La revoca della donazione per ingratitudine sotto il profilo dell’ingiuria grave richiede un’azione consapevole e volontaria del donatario direttamente volta contro il patrimonio morale del donante, risolvendosi in una manifestazione di perversa animosità verso il donante idonea a giustificare il pentimento rispetto al compiuto atto di liberalità. Per contro i comportamenti del donatario (nella specie, interruzione degli studi, uso di stupefacenti e commissione di reati) che, pur potendo comportare dolorose reazioni nell’animo del donante, non sono tuttavia volti direttamente a colpirlo, non giustificano la revoca della donazione elargita in epoca anteriore (Cass. n. 10614/1990).
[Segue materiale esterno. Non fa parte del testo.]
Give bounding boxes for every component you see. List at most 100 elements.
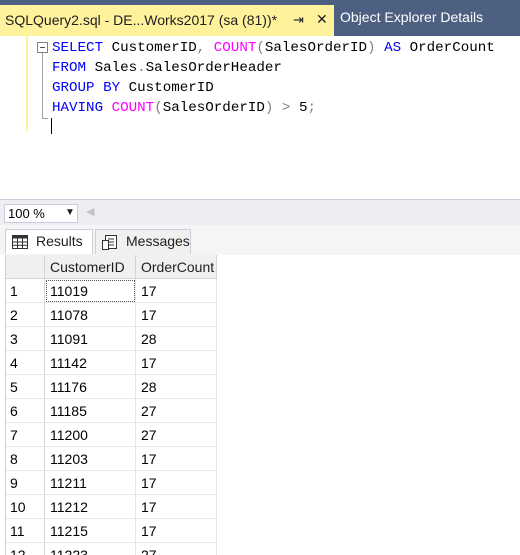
- sql-identifier: SalesOrderHeader: [145, 60, 282, 76]
- sql-keyword: FROM: [52, 60, 87, 76]
- tab-title: SQLQuery2.sql - DE...Works2017 (sa (81))…: [5, 12, 278, 28]
- table-row[interactable]: 8 11203 17: [6, 446, 217, 471]
- results-table: CustomerID OrderCount 1 11019 17 2 11078 17 3 1…: [6, 255, 217, 555]
- sql-identifier: SalesOrderID: [162, 100, 265, 116]
- table-row[interactable]: 2 11078 17: [6, 302, 217, 327]
- table-row[interactable]: 7 11200 27: [6, 422, 217, 447]
- row-number[interactable]: 6: [6, 398, 45, 423]
- cell-customerid[interactable]: 11215: [44, 518, 136, 543]
- row-number[interactable]: 2: [6, 302, 45, 327]
- row-number[interactable]: 12: [6, 542, 45, 555]
- sql-identifier: CustomerID: [103, 40, 197, 56]
- tab-results[interactable]: Results: [5, 229, 93, 254]
- cell-customerid[interactable]: 11176: [44, 374, 136, 399]
- cell-customerid[interactable]: 11223: [44, 542, 136, 555]
- query-editor[interactable]: SELECT CustomerID, COUNT(SalesOrderID) A…: [0, 36, 520, 199]
- sql-operator: .: [137, 60, 146, 76]
- zoom-bar: 100 % ▼ ◀: [0, 199, 520, 226]
- cell-customerid[interactable]: 11203: [44, 446, 136, 471]
- table-row[interactable]: 9 11211 17: [6, 470, 217, 495]
- code-line[interactable]: GROUP BY CustomerID: [52, 78, 495, 98]
- row-number[interactable]: 4: [6, 350, 45, 375]
- sql-identifier: SalesOrderID: [264, 40, 368, 56]
- column-header-customerid[interactable]: CustomerID: [44, 255, 136, 279]
- dropdown-arrow-icon[interactable]: ▼: [65, 207, 75, 218]
- cell-ordercount[interactable]: 17: [135, 494, 217, 519]
- pin-icon[interactable]: ⇥: [293, 12, 304, 28]
- cell-ordercount[interactable]: 27: [135, 542, 217, 555]
- cell-customerid[interactable]: 11142: [44, 350, 136, 375]
- results-grid[interactable]: CustomerID OrderCount 1 11019 17 2 11078 17 3 1…: [5, 255, 520, 555]
- table-row[interactable]: 10 11212 17: [6, 494, 217, 519]
- grid-corner[interactable]: [6, 255, 45, 279]
- sql-operator: >: [273, 100, 299, 116]
- cell-ordercount[interactable]: 17: [135, 446, 217, 471]
- header-row: CustomerID OrderCount: [6, 255, 217, 279]
- row-number[interactable]: 9: [6, 470, 45, 495]
- sql-identifier: [205, 40, 214, 56]
- sql-identifier: [103, 100, 112, 116]
- cell-ordercount[interactable]: 17: [135, 278, 217, 303]
- sql-operator: ): [367, 40, 376, 56]
- cell-ordercount[interactable]: 17: [135, 350, 217, 375]
- table-row[interactable]: 4 11142 17: [6, 350, 217, 375]
- row-number[interactable]: 10: [6, 494, 45, 519]
- row-number[interactable]: 7: [6, 422, 45, 447]
- table-row[interactable]: 3 11091 28: [6, 326, 217, 351]
- text-caret: [51, 118, 52, 134]
- sql-operator: (: [256, 40, 265, 56]
- cell-customerid[interactable]: 11185: [44, 398, 136, 423]
- cell-customerid[interactable]: 11212: [44, 494, 136, 519]
- sql-identifier: [376, 40, 385, 56]
- collapse-icon[interactable]: [37, 42, 48, 53]
- cell-ordercount[interactable]: 27: [135, 398, 217, 423]
- sql-keyword: AS: [384, 40, 402, 56]
- outline-end: [42, 118, 48, 119]
- tab-messages[interactable]: Messages: [95, 229, 191, 254]
- cell-ordercount[interactable]: 28: [135, 326, 217, 351]
- messages-icon: [102, 235, 118, 253]
- sql-identifier: OrderCount: [401, 40, 495, 56]
- cell-ordercount[interactable]: 17: [135, 518, 217, 543]
- column-header-ordercount[interactable]: OrderCount: [135, 255, 217, 279]
- table-row[interactable]: 12 11223 27: [6, 542, 217, 555]
- cell-customerid[interactable]: 11211: [44, 470, 136, 495]
- cell-customerid[interactable]: 11200: [44, 422, 136, 447]
- document-tab-strip: SQLQuery2.sql - DE...Works2017 (sa (81))…: [0, 0, 520, 36]
- cell-ordercount[interactable]: 17: [135, 470, 217, 495]
- cell-customerid[interactable]: 11091: [44, 326, 136, 351]
- row-number[interactable]: 1: [6, 278, 45, 303]
- tab-results-label: Results: [36, 233, 83, 249]
- row-number[interactable]: 5: [6, 374, 45, 399]
- row-number[interactable]: 11: [6, 518, 45, 543]
- row-number[interactable]: 3: [6, 326, 45, 351]
- sql-function: COUNT: [111, 100, 155, 116]
- table-row[interactable]: 1 11019 17: [6, 278, 217, 303]
- tab-sqlquery2[interactable]: SQLQuery2.sql - DE...Works2017 (sa (81))…: [0, 5, 334, 36]
- sql-keyword: SELECT: [52, 40, 104, 56]
- code-line[interactable]: FROM Sales.SalesOrderHeader: [52, 58, 495, 78]
- cell-ordercount[interactable]: 28: [135, 374, 217, 399]
- sql-operator: ;: [307, 100, 316, 116]
- code-line[interactable]: SELECT CustomerID, COUNT(SalesOrderID) A…: [52, 38, 495, 58]
- cell-ordercount[interactable]: 17: [135, 302, 217, 327]
- results-tab-bar: Results Messages: [0, 225, 520, 255]
- table-row[interactable]: 11 11215 17: [6, 518, 217, 543]
- table-row[interactable]: 6 11185 27: [6, 398, 217, 423]
- sql-identifier: Sales: [86, 60, 138, 76]
- zoom-dropdown[interactable]: 100 % ▼: [4, 204, 78, 223]
- cell-ordercount[interactable]: 27: [135, 422, 217, 447]
- table-row[interactable]: 5 11176 28: [6, 374, 217, 399]
- cell-customerid[interactable]: 11078: [44, 302, 136, 327]
- outline-line: [42, 53, 43, 119]
- zoom-value: 100 %: [8, 206, 45, 221]
- code-line[interactable]: HAVING COUNT(SalesOrderID) > 5;: [52, 98, 495, 118]
- sql-function: COUNT: [213, 40, 257, 56]
- tab-object-explorer-details[interactable]: Object Explorer Details: [340, 9, 483, 25]
- cell-customerid[interactable]: 11019: [44, 278, 136, 303]
- tab-messages-label: Messages: [126, 233, 190, 249]
- scroll-left-icon[interactable]: ◀: [86, 205, 94, 218]
- close-icon[interactable]: ✕: [316, 11, 328, 28]
- row-number[interactable]: 8: [6, 446, 45, 471]
- sql-code[interactable]: SELECT CustomerID, COUNT(SalesOrderID) A…: [52, 38, 495, 118]
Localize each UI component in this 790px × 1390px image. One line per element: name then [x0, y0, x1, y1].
La donazione, anche indiretta, tra i coniugi non si sottrae alla revocazione per ingratitudine ex art. 801 c.c. (Cass. n. 2003/1987).
Nel caso di separazione, l’ingratitudine del coniuge donatario non può consistere nel fatto di avere cessato la convivenza pur in presenza di una relazione extraconiugale . In particolare, la ragione dell’ingratitudine non si identifica con l’instaurazione della relazione extraconiugale in sé (Corte di Cass. n. 22013 del 2016).
Si è ritenuto integrato il presupposto dell’”ingiuria grave” nel caso di una donna che aveva tradito e poi abbandonato il marito. In questo caso la relazione adulterina aveva assunto il carattere dell’abbandono, essendo stato il marito lasciato in difficoltà e bisognoso di assistenza, mentre la moglie sarebbe stata economicamente in grado di soccorrerlo (Cass. n. 22936/2011).
La Cassazione con la Sentenza del 28 maggio 2008, n. 14093 ha stabilito che costituisce ingiuria grave l’atteggiamento complessivamente adottato, menzognero e irriguardoso verso il marito, all’insaputa del quale la ricorrente si univa con l’amante nell’abitazione coniugale.
La revocazione della donazione per sopravvenienza di figli è rimessa ad un’iniziativa del donante ovvero dei suoi eredi (art. 803 cod. civ.).
L’azione deve essere proposta entro cinque anni dal giorno della nascita dell’ultimo figlio nato nel matrimonio o discendente, dalla notizia dell’esistenza del figlio o discendente, dall’avvenuto riconoscimento del figlio nato fuori del matrimonio (art. 804 cod. civ.).
In caso di revocazione della donazione, i beni rientrano nella disponibilità assoluta del donante, che, fatti salvi i limiti derivanti dall’operare delle regole in tema di successione necessaria, può nuovamente provvedere secondo il proprio insindacabile giudizio, senza che quindi gli stessi beni oggetto della donazione revocata siano vincolati in favore dei figli sopravvenuti.
La revocazione della donazione per sopravvenienza di figli o discendenti, risponde all’esigenza di consentire al donante di riconsiderare l’opportunità dell’attribuzione liberale a fronte della sopravvenuta nascita di un figlio, ovvero della sopravvenuta conoscenza della sua esistenza, in funzione degli obblighi di mantenimento, istruzione ed educazione che derivano da tale evento ed è preclusa ove il donante avesse consapevolezza, alla data dell’atto di liberalità, dell’esistenza di un figlio ovvero di un discendente legittimo (Corte di Cass. Sent. n. 169 del 2018). Mira espressamente a favorire i discendenti del donante, a condizione che non siano ancora nati o che la loro esistenza sia ignota al genitore (Corte di Cass. n. 2106 del 2018 cit.).